By definition, an isosceles triangle is one that has two congruent (equal) angles. To prove two angles equal on the triangle ABC, let us consider the definition of tangent:

tanx = opposite/adjacent = h/a

Noting that the y values for points A and B are equal, the height is the distance from point C to the line y = 2:

h = 5 - 2 = 3

The distance AB = 5 - -1 = 6

Let D be the point through C perpendicular to AB; i.e. the line x = 2.

AD = 2 - -1 = 3   ; DB = 5 - 2 = 3

(note that a triangle with perpendicular bisector is isosceles.
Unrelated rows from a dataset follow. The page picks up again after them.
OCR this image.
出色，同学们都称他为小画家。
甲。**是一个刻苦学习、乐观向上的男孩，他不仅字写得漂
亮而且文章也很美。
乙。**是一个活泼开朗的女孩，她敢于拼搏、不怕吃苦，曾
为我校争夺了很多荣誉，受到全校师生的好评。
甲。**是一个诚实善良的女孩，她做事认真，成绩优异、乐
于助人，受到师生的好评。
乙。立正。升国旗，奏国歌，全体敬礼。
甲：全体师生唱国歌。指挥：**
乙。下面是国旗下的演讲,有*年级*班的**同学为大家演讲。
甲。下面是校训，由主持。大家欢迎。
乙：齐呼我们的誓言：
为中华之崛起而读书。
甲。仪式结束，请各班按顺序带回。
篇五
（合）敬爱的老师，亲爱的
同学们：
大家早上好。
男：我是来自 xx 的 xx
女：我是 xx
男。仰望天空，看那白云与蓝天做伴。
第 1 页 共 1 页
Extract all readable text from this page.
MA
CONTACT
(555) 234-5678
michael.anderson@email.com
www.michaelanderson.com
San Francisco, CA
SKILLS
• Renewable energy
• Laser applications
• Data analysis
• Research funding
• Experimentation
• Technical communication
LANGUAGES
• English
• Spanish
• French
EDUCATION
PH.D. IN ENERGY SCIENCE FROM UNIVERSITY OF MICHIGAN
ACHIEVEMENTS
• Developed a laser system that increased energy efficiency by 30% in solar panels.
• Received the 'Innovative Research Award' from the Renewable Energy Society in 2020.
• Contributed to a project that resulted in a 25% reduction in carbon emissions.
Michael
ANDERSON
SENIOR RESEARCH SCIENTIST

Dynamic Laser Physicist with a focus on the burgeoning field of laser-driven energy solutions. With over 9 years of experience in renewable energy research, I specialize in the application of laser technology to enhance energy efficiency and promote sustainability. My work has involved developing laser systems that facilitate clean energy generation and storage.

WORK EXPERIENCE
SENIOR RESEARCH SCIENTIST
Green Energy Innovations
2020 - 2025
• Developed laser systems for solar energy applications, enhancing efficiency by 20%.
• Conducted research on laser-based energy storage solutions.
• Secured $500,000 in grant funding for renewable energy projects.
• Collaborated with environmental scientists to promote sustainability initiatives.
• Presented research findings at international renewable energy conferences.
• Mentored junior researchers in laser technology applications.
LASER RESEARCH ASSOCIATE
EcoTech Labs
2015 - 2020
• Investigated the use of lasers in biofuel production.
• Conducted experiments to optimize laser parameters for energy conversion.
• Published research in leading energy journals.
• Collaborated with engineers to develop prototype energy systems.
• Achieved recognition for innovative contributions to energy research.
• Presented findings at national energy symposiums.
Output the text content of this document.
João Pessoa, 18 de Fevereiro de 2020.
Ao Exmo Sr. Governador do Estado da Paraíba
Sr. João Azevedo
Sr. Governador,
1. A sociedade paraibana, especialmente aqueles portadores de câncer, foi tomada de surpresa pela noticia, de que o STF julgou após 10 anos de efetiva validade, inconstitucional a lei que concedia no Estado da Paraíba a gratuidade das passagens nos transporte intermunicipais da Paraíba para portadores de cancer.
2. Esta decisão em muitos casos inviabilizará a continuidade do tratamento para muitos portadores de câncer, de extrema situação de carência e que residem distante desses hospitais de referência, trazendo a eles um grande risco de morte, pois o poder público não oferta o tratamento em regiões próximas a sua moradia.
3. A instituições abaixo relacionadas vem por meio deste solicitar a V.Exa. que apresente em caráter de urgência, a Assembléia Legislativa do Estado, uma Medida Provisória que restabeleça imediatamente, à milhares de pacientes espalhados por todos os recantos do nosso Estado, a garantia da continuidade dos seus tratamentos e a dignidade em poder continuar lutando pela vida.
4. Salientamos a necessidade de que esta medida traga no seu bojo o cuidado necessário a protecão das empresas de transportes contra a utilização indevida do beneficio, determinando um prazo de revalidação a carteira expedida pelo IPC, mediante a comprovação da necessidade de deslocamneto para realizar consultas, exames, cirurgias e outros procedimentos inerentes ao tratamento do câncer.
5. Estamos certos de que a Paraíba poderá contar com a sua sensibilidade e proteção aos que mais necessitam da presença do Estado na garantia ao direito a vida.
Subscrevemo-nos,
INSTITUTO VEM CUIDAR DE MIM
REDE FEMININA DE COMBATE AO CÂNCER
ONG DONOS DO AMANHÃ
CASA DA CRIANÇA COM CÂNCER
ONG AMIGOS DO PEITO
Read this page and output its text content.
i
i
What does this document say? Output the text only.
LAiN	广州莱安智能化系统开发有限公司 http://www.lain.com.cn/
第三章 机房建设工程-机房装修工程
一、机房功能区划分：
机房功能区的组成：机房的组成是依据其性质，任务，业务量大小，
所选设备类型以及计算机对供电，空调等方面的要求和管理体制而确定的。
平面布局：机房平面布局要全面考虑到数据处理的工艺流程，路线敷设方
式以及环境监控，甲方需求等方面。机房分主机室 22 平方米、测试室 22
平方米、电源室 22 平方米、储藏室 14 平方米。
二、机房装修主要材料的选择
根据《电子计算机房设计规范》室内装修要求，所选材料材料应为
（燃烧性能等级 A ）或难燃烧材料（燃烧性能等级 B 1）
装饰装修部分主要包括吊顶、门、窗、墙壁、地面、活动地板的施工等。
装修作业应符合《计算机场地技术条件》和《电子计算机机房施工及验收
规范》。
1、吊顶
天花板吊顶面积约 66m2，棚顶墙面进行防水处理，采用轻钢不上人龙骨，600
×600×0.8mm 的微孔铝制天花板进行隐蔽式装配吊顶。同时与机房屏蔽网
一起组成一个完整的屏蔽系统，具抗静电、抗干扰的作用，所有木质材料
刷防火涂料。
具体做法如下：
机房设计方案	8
But proof by definition follows)

The tangent of angle CAB = h/AD = 3/3 = 1

The tangent of angle CBA = h/DB = 3/3 = 1

Therefore the angles are congruent, and the triangle is isosceles.

 

The definition of the Area of a triangle is half base times height. We know both from above:

h = 3, AB = 6

0.5*h*AB = 9

hala718 eNotes educator| Certified Educator

Let us calulate the length of the triangle sides:

AB = sqrt[(2-2)^2 + (5+1)^2]= sqrt(36) = 6

BC = sqrt[(5-2)^2 + (2-5)^2]= sqrt18 = 3sqrt2

AC = sqrt[(5-2)^2 + (2+1)^2 = sqrt18 = 3sqrt2

We notice that BC = AC = 3sqrt2

Then ABC is an isoscale triangle.

Now The area:

We know that the area a= (1/2)base * height

height is CD where D in the midpoint of AB

==> CD^2 = BC^2 - (AB/2)^2

==> CD = sqrt(18 - 9) = sqrt9 = 3

  ==> a = (1/2)AB * CD

             = (1/2)*6 * 3

              = 3*3

==> area (a) = 9

neela | Student

A )(-1,2), B(5,2) and C(2,5)

Therfore AB^2 = (5- -1)^2+(2-2)^2 = (5+2)^2 = 49. Or AB = sqrt(49) = 7.

BC^2 = = (2-5)^2+(5-2)^2 = 9+9=18. BC = sqrt(18) = 3sqrt2.

AC^2 = (2- -1)^2+(5-2)^2= 9+9= 18. AC = sqrt18 = 3sqrt2.

Therefore BC =AC  = 3sqrt2. Triangle ABC is an isosceles .

Therefore square on altitude from AB to C = AD^2 =   AC^2 - { (1/2) AB}^2 =  18 - 49/4 = 18- 12.25 = 5.75.

Therefore the area of the triangle = (1/2) *BC*AD = (1/2)*7* sqrt5.75 = 8.39271 nearly.